Talks are taking place to privatise and secure the sale of 100% mortgages lender Northern Rock. At last it looks like the preferred option for the Northern Rock staff, share holders and mortgage brokers could be announced by the Chancellor Alistair Darling in the commons on Monday.
Speaking in China, Mr Brown said: “Now we’ve been presented with a report that we commissioned from Goldman Sachs and it gives us a number of options for the future.
“It’s right therefore to have the discussions with the private sector.
“All options, including public ownership, on the road to moving the firm back into the private sector are on the table and are available to the government.”
Ever since the crisis happened 100% mortgages offered by Northern Rock have not been competitive within the market. Hopefully the new company will be able to offer a product that is still very much needed within todays first time buyer market.
The decision has been made by the Bank of England to keep rates at 5.5%. They have resisted pressure to make a change against growing pressure from retailers.
It must have been a tough decision with all the recent signs in consumer spending and the inflationary pressures.
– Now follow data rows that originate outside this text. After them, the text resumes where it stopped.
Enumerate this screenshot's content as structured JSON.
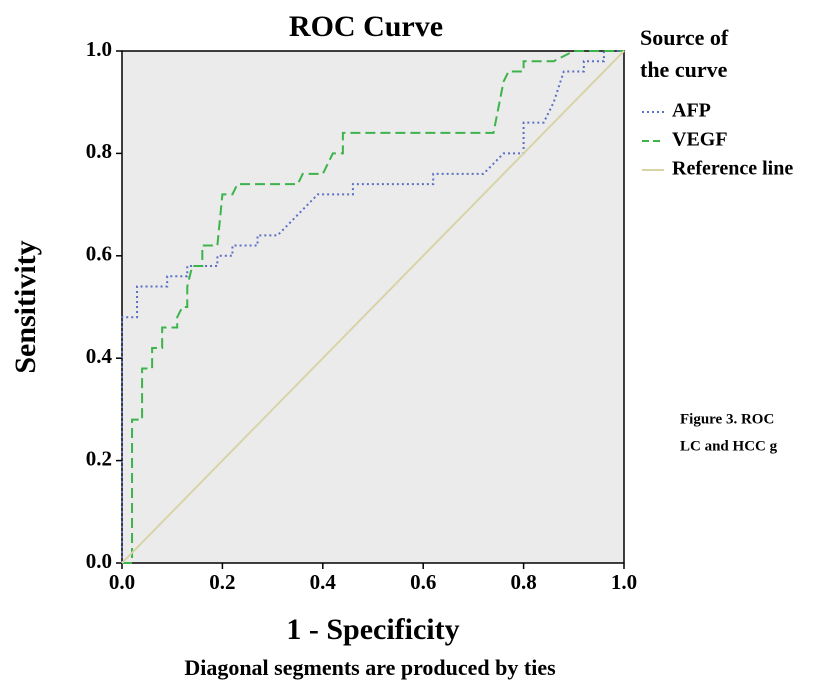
{
  "chart_data": {
    "type": "line",
    "title": "ROC Curve",
    "x_label": "1 - Specificity",
    "y_label": "Sensitivity",
    "footnote": "Diagonal segments are produced by ties",
    "legend_title": [
      "Source of",
      "the curve"
    ],
    "legend_position": "right",
    "annotations": [
      "Figure 3. ROC",
      "LC and HCC g"
    ],
    "xlim": [
      0,
      1
    ],
    "ylim": [
      0,
      1
    ],
    "xticks": [
      {
        "value": 0,
        "label": "0.0"
      },
      0.2,
      0.4,
      0.6,
      0.8,
      {
        "value": 1,
        "label": "1.0"
      }
    ],
    "yticks": [
      {
        "value": 0,
        "label": "0.0"
      },
      0.2,
      0.4,
      0.6,
      0.8,
      {
        "value": 1,
        "label": "1.0"
      }
    ],
    "series": [
      {
        "name": "AFP",
        "color": "#5b6fc4",
        "dash": "2,3",
        "x": [
          0,
          0,
          0.03,
          0.03,
          0.09,
          0.09,
          0.13,
          0.13,
          0.19,
          0.19,
          0.22,
          0.22,
          0.27,
          0.27,
          0.31,
          0.33,
          0.35,
          0.37,
          0.39,
          0.46,
          0.46,
          0.62,
          0.62,
          0.72,
          0.76,
          0.8,
          0.8,
          0.84,
          0.86,
          0.88,
          0.92,
          0.92,
          0.96,
          0.96,
          1
        ],
        "values": [
          0,
          0.48,
          0.48,
          0.54,
          0.54,
          0.56,
          0.56,
          0.58,
          0.58,
          0.6,
          0.6,
          0.62,
          0.62,
          0.64,
          0.64,
          0.66,
          0.68,
          0.7,
          0.72,
          0.72,
          0.74,
          0.74,
          0.76,
          0.76,
          0.8,
          0.8,
          0.86,
          0.86,
          0.9,
          0.96,
          0.96,
          0.98,
          0.98,
          1,
          1
        ]
      },
      {
        "name": "VEGF",
        "color": "#3cb44b",
        "dash": "10,5",
        "x": [
          0,
          0.02,
          0.02,
          0.04,
          0.04,
          0.06,
          0.06,
          0.08,
          0.08,
          0.11,
          0.11,
          0.12,
          0.13,
          0.13,
          0.14,
          0.16,
          0.16,
          0.19,
          0.2,
          0.22,
          0.23,
          0.35,
          0.36,
          0.4,
          0.42,
          0.44,
          0.44,
          0.74,
          0.76,
          0.77,
          0.8,
          0.8,
          0.86,
          0.9,
          1
        ],
        "values": [
          0,
          0,
          0.28,
          0.28,
          0.38,
          0.38,
          0.42,
          0.42,
          0.46,
          0.46,
          0.48,
          0.5,
          0.5,
          0.54,
          0.58,
          0.58,
          0.62,
          0.62,
          0.72,
          0.72,
          0.74,
          0.74,
          0.76,
          0.76,
          0.8,
          0.8,
          0.84,
          0.84,
          0.94,
          0.96,
          0.96,
          0.98,
          0.98,
          1,
          1
        ]
      },
      {
        "name": "Reference line",
        "color": "#d8d4a8",
        "dash": "none",
        "x": [
          0,
          1
        ],
        "values": [
          0,
          1
        ]
      }
    ]
  }
}
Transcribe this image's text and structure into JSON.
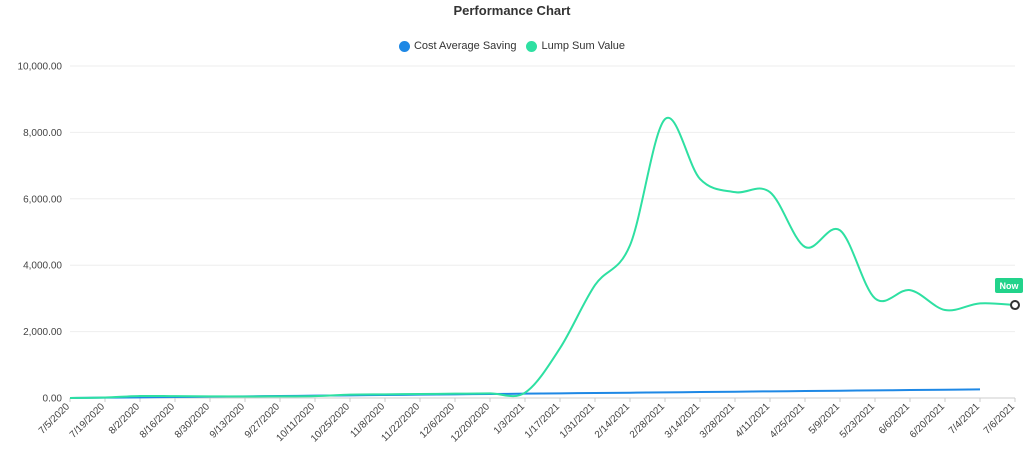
{
  "chart_data": {
    "type": "line",
    "title": "Performance Chart",
    "xlabel": "",
    "ylabel": "",
    "ylim": [
      0,
      10000
    ],
    "y_ticks": [
      "0.00",
      "2,000.00",
      "4,000.00",
      "6,000.00",
      "8,000.00",
      "10,000.00"
    ],
    "grid": true,
    "legend_position": "top-center",
    "categories": [
      "7/5/2020",
      "7/19/2020",
      "8/2/2020",
      "8/16/2020",
      "8/30/2020",
      "9/13/2020",
      "9/27/2020",
      "10/11/2020",
      "10/25/2020",
      "11/8/2020",
      "11/22/2020",
      "12/6/2020",
      "12/20/2020",
      "1/3/2021",
      "1/17/2021",
      "1/31/2021",
      "2/14/2021",
      "2/28/2021",
      "3/14/2021",
      "3/28/2021",
      "4/11/2021",
      "4/25/2021",
      "5/9/2021",
      "5/23/2021",
      "6/6/2021",
      "6/20/2021",
      "7/4/2021",
      "7/6/2021"
    ],
    "series": [
      {
        "name": "Cost Average Saving",
        "color": "#1e88e5",
        "values": [
          0,
          10,
          20,
          30,
          40,
          50,
          60,
          70,
          80,
          90,
          100,
          110,
          120,
          130,
          140,
          150,
          160,
          170,
          180,
          190,
          200,
          210,
          220,
          230,
          240,
          250,
          260,
          null
        ]
      },
      {
        "name": "Lump Sum Value",
        "color": "#2ee0a2",
        "values": [
          0,
          15,
          60,
          55,
          50,
          45,
          50,
          55,
          100,
          110,
          120,
          130,
          140,
          160,
          1500,
          3400,
          4600,
          8400,
          6600,
          6200,
          6200,
          4550,
          5050,
          3000,
          3250,
          2650,
          2850,
          2800
        ]
      }
    ],
    "annotation": {
      "label": "Now",
      "color": "#22d38b"
    }
  }
}
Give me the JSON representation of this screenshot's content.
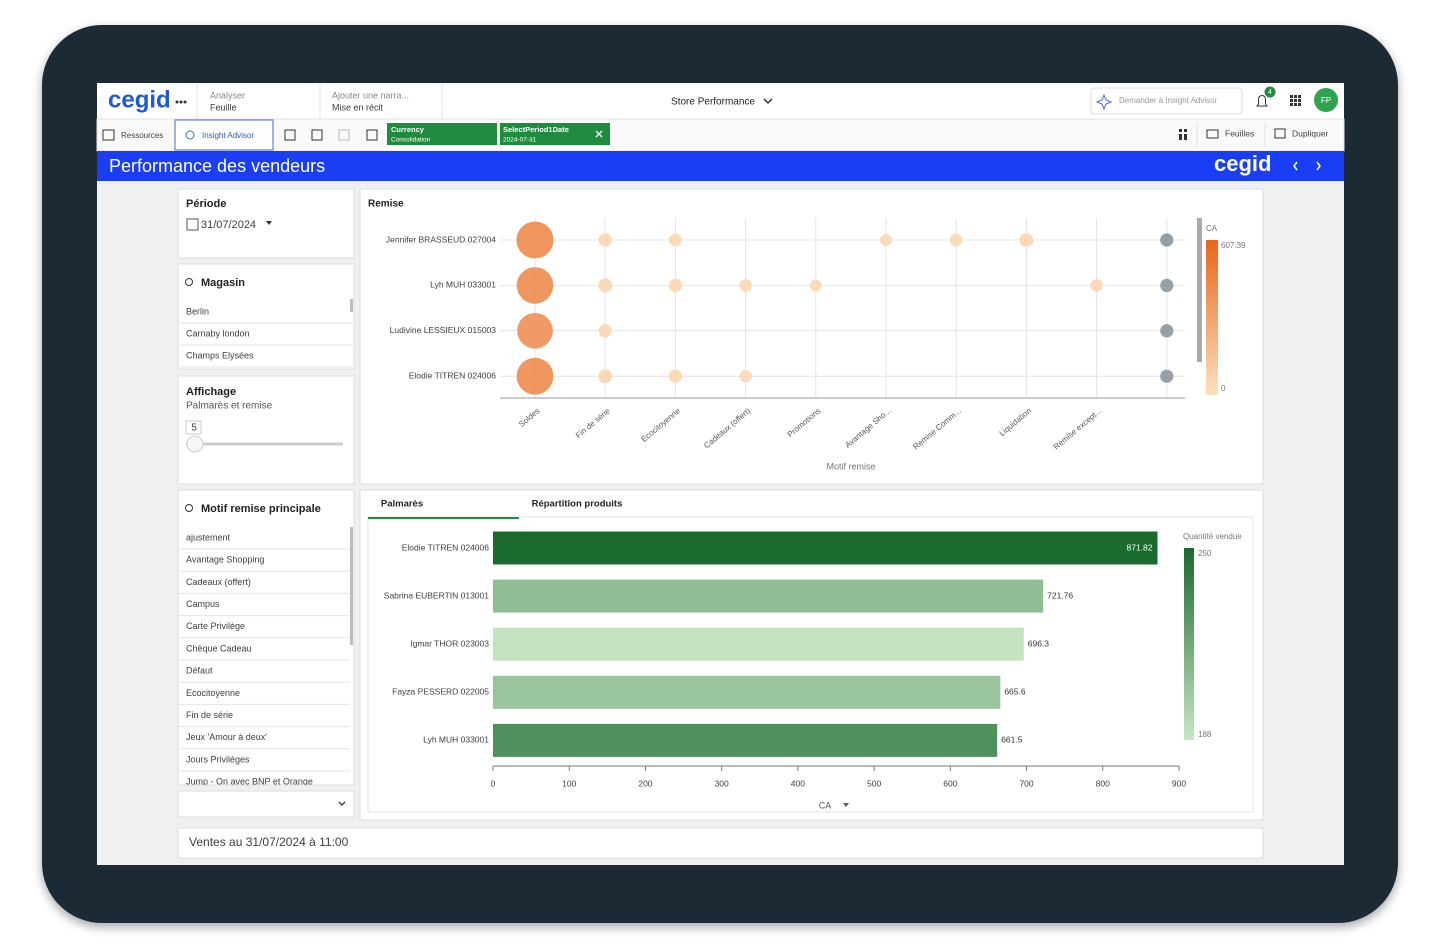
{
  "app_header": {
    "logo": "cegid",
    "analyze": {
      "label": "Analyser",
      "value": "Feuille"
    },
    "narrate": {
      "label": "Ajouter une narra...",
      "value": "Mise en récit"
    },
    "app_title": "Store Performance",
    "search_placeholder": "Demander à Insight Advisor",
    "notification_count": 4,
    "avatar": "FP"
  },
  "toolbar": {
    "resources": "Ressources",
    "insight": "Insight Advisor",
    "selections": [
      {
        "field": "Currency",
        "value": "Consolidation"
      },
      {
        "field": "SelectPeriod1Date",
        "value": "2024-07-31"
      }
    ],
    "sheets": "Feuilles",
    "duplicate": "Dupliquer"
  },
  "sheet": {
    "title": "Performance des vendeurs",
    "logo": "cegid"
  },
  "filters": {
    "period": {
      "title": "Période",
      "value": "31/07/2024"
    },
    "store": {
      "title": "Magasin",
      "items": [
        "Berlin",
        "Carnaby london",
        "Champs Elysées"
      ]
    },
    "display": {
      "title": "Affichage",
      "subtitle": "Palmarès et remise",
      "value": 5
    },
    "reason": {
      "title": "Motif remise principale",
      "items": [
        "ajustement",
        "Avantage Shopping",
        "Cadeaux (offert)",
        "Campus",
        "Carte Privilège",
        "Chèque Cadeau",
        "Défaut",
        "Ecocitoyenne",
        "Fin de série",
        "Jeux 'Amour à deux'",
        "Jours Privilèges",
        "Jump - On avec BNP et Orange"
      ]
    }
  },
  "status": "Ventes au 31/07/2024 à 11:00",
  "chart_data": [
    {
      "type": "bubble-grid",
      "title": "Remise",
      "x_label": "Motif remise",
      "categories": [
        "Soldes",
        "Fin de série",
        "Ecocitoyenne",
        "Cadeaux (offert)",
        "Promotions",
        "Avantage Sho...",
        "Remise Comm...",
        "Liquidation",
        "Remise except...",
        null
      ],
      "series": [
        {
          "name": "Jennifer BRASSEUD 027004",
          "values": [
            430,
            55,
            50,
            null,
            null,
            45,
            50,
            60,
            null,
            55
          ]
        },
        {
          "name": "Lyh MUH 033001",
          "values": [
            420,
            60,
            55,
            50,
            45,
            null,
            null,
            null,
            50,
            55
          ]
        },
        {
          "name": "Ludivine LESSIEUX 015003",
          "values": [
            400,
            55,
            null,
            null,
            null,
            null,
            null,
            null,
            null,
            55
          ]
        },
        {
          "name": "Elodie TITREN 024006",
          "values": [
            425,
            60,
            55,
            50,
            null,
            null,
            null,
            null,
            null,
            55
          ]
        }
      ],
      "color_scale": {
        "title": "CA",
        "range": [
          0,
          607.39
        ],
        "colors": [
          "#fbe1bf",
          "#e8661c"
        ],
        "ticks": [
          607.39,
          0
        ]
      },
      "other_color": "#8c959d"
    },
    {
      "type": "bar",
      "orientation": "horizontal",
      "tabs": [
        "Palmarès",
        "Répartition produits"
      ],
      "active_tab": 0,
      "categories": [
        "Elodie TITREN 024006",
        "Sabrina EUBERTIN 013001",
        "Igmar THOR 023003",
        "Fayza PESSERD 022005",
        "Lyh MUH 033001"
      ],
      "values": [
        871.82,
        721.76,
        696.3,
        665.6,
        661.5
      ],
      "color_values": [
        250,
        208,
        190,
        205,
        231
      ],
      "color_scale": {
        "title": "Quantité vendue",
        "range": [
          188,
          250
        ],
        "colors": [
          "#c8e6c5",
          "#1b6a2e"
        ],
        "ticks": [
          250,
          188
        ]
      },
      "x_label": "CA",
      "xlim": [
        0,
        900
      ],
      "xticks": [
        0,
        100,
        200,
        300,
        400,
        500,
        600,
        700,
        800,
        900
      ]
    }
  ]
}
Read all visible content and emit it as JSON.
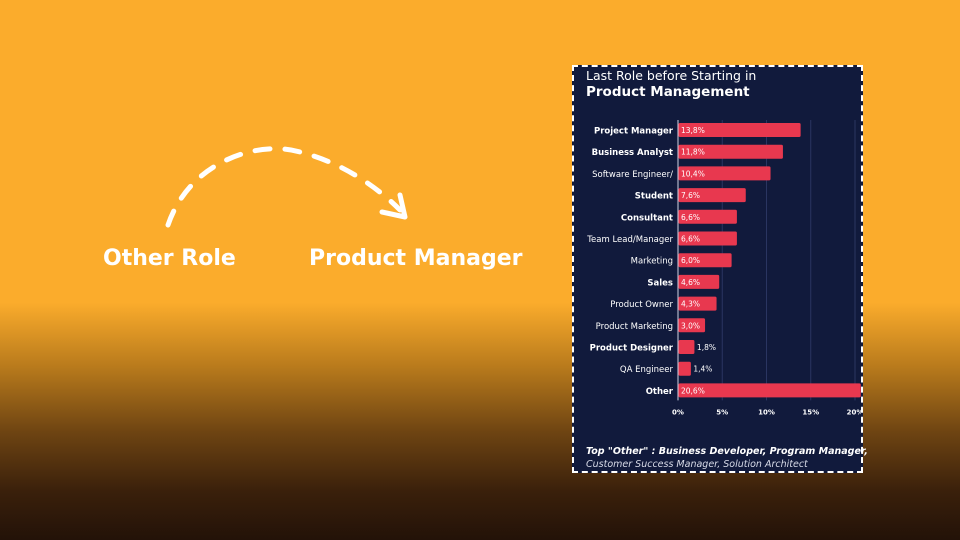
{
  "flow": {
    "from_label": "Other Role",
    "to_label": "Product Manager"
  },
  "colors": {
    "background": "#fbac2c",
    "card": "#111a3c",
    "bar": "#e8384f"
  },
  "chart_data": {
    "type": "bar",
    "orientation": "horizontal",
    "title": "Last Role before Starting in",
    "subtitle": "Product Management",
    "categories": [
      "Project Manager",
      "Business Analyst",
      "Software Engineer/",
      "Student",
      "Consultant",
      "Team Lead/Manager",
      "Marketing",
      "Sales",
      "Product Owner",
      "Product Marketing",
      "Product Designer",
      "QA Engineer",
      "Other"
    ],
    "bold_categories": [
      "Project Manager",
      "Business Analyst",
      "Student",
      "Consultant",
      "Sales",
      "Product Designer",
      "Other"
    ],
    "values": [
      13.8,
      11.8,
      10.4,
      7.6,
      6.6,
      6.6,
      6.0,
      4.6,
      4.3,
      3.0,
      1.8,
      1.4,
      20.6
    ],
    "value_labels": [
      "13,8%",
      "11,8%",
      "10,4%",
      "7,6%",
      "6,6%",
      "6,6%",
      "6,0%",
      "4,6%",
      "4,3%",
      "3,0%",
      "1,8%",
      "1,4%",
      "20,6%"
    ],
    "xlim": [
      0,
      20
    ],
    "xticks": [
      0,
      5,
      10,
      15,
      20
    ],
    "xtick_labels": [
      "0%",
      "5%",
      "10%",
      "15%",
      "20%"
    ],
    "xlabel": "",
    "ylabel": "",
    "grid": true
  },
  "footnote": {
    "line1": "Top \"Other\" : Business Developer, Program Manager,",
    "line2": "Customer Success Manager, Solution Architect"
  }
}
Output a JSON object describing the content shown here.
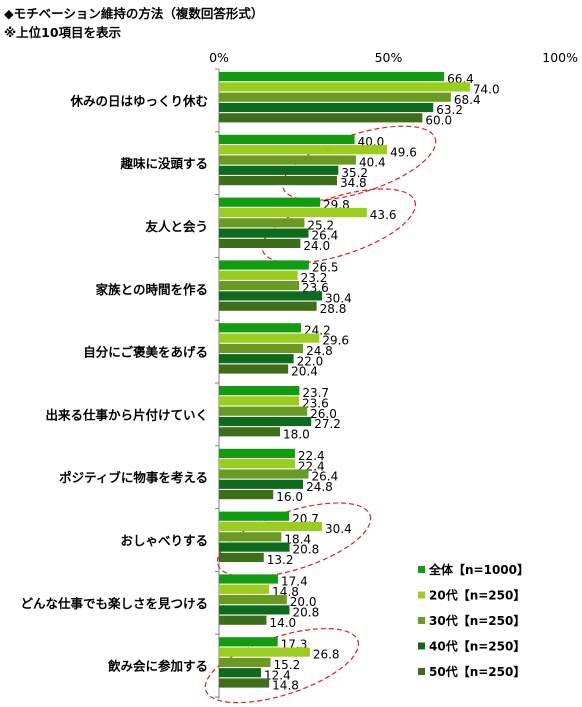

A rate cut could have lifted both consumer and general business confidence; it could also have risked fuelling price pressures growing on the back of higher energy and food bills. Npower increased its gas and electricity prices last month and warned other providers would follow suit.
The British Chambers of Commerce said the MPC had missed an important opportunity to underpin confidence and limit the damage to the economy.
“A modest interest rate cut would have alleviated the threats to the banking system and would have helped restore the smooth flow of credit in the economy,” said David Kern, economic adviser to the BCC.
Analysts are expecting the MPC to cut rates in February.